La boca de nuestro bebé ya se encuentra equipada para poder sacar de forma correcta la leche del seno materno. El interior de sus labios no se encuentran totalmente lisos, cuentan con pequeños relieves que encajan de modo perfecto con las rugosidades que aparecen en las areolas y los pezones.

Para terminar el excelente mecanismo de alimentación, cuando el bebé mama, la cavidad bucal se mantiene herméticamente cerrada, provocando un vacío que hace más fácil la succión y no permite que nuestro bebé trague mucho aire al alimentarse.
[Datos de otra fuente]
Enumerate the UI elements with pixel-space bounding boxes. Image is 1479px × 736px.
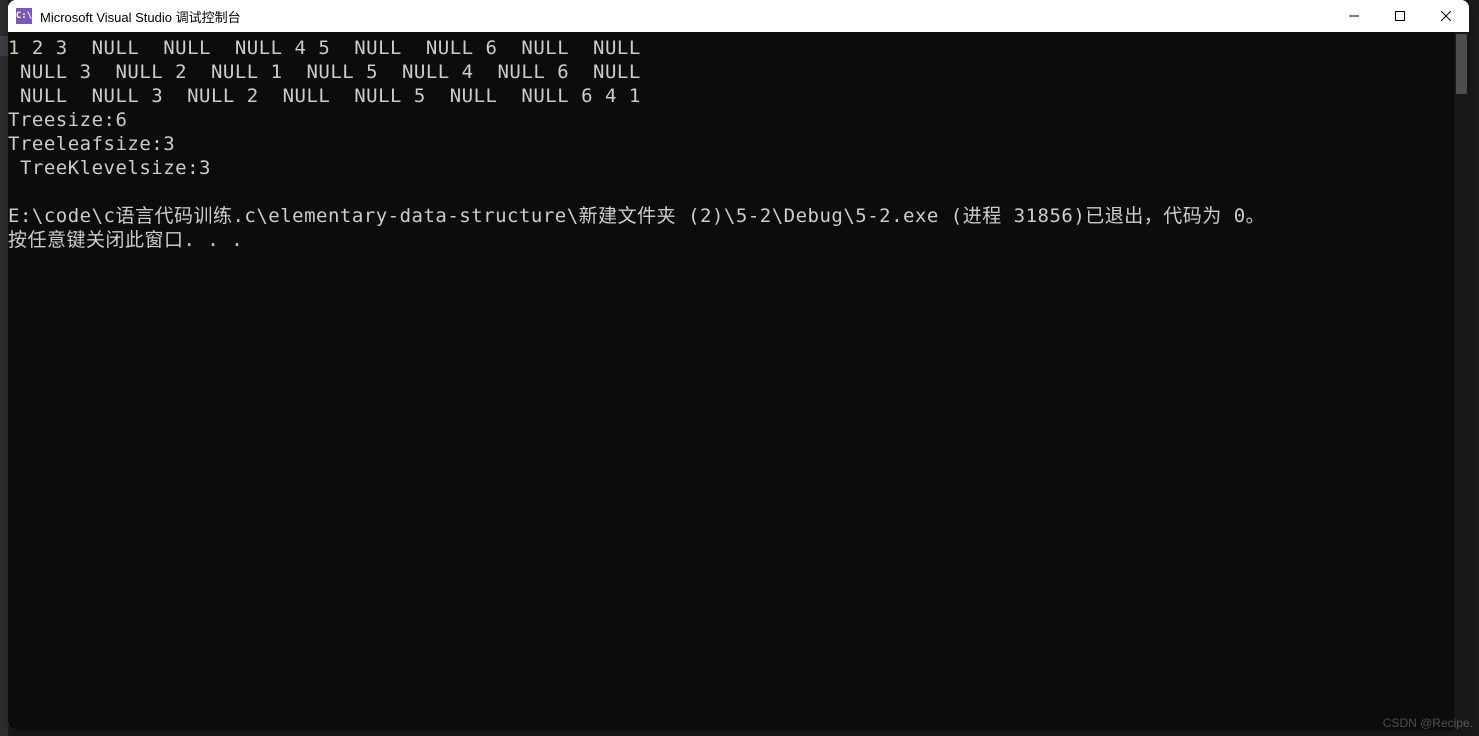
close-button[interactable] <box>1423 0 1469 32</box>
maximize-button[interactable] <box>1377 0 1423 32</box>
editor-left-edge-marker <box>0 36 8 56</box>
vertical-scrollbar[interactable] <box>1454 32 1469 730</box>
titlebar[interactable]: C:\ Microsoft Visual Studio 调试控制台 <box>8 0 1469 32</box>
app-icon: C:\ <box>16 8 32 24</box>
console-area[interactable]: 1 2 3 NULL NULL NULL 4 5 NULL NULL 6 NUL… <box>8 32 1469 730</box>
scrollbar-thumb[interactable] <box>1456 34 1467 94</box>
console-output: 1 2 3 NULL NULL NULL 4 5 NULL NULL 6 NUL… <box>8 32 1469 252</box>
maximize-icon <box>1395 11 1405 21</box>
minimize-button[interactable] <box>1331 0 1377 32</box>
editor-left-edge <box>0 0 8 736</box>
window-controls <box>1331 0 1469 32</box>
close-icon <box>1441 11 1451 21</box>
console-window: C:\ Microsoft Visual Studio 调试控制台 1 2 3 … <box>8 0 1469 730</box>
minimize-icon <box>1349 11 1359 21</box>
window-title: Microsoft Visual Studio 调试控制台 <box>40 7 1331 26</box>
watermark: CSDN @Recipe. <box>1383 716 1473 730</box>
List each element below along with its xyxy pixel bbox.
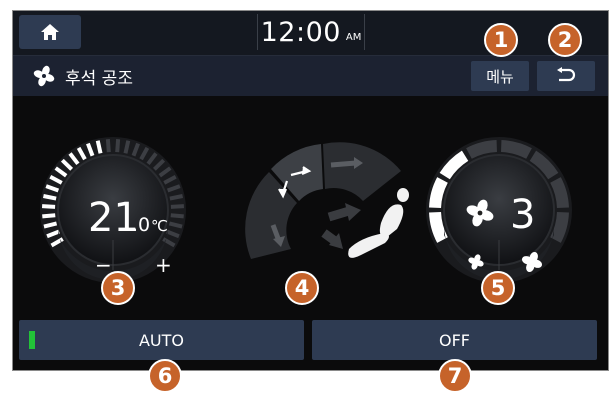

Esos cachetotes o mofletes que amamos de nuestros hijos, no son otra cosa que una gran acumulación innata de grasa que cumple un importante rol en la lactancia. A través de ellos los bebes crean una depresión en su boca a la hora de tomar el pecho y gracias a ella, la producción de leche materna recibe el mejor estimulo posible, adaptarse a sus necesidades.

Luego de unas semanas de vida, nuestros hijos ya pueden coordinar perfectamente la acción de respirar y la de tragar.

Cuando recién nacen pueden respirar y tragar al mismo tiempo. La razón es que su laringe se encuentra aun en una posición suficientemente elevada para que haya una gran distancia entre la traquea y el esófago. Gracias a esto el bebé no sufre riesgos de atrancarse en los primeros intentos de mamar.

Luego que pasa un tiempito, la laringe desciende a su posición definitiva, porque el bebé ya aprendió a coordinar la acción de tragar y respirar. A partir de este momento, el bebé cuenta con la capacidad de pasar a otra fase de desarrollo, cuando la laringe ya está ubicada baja, el bebé puede formar diferentes sonidos y empieza la etapa del balbuceo.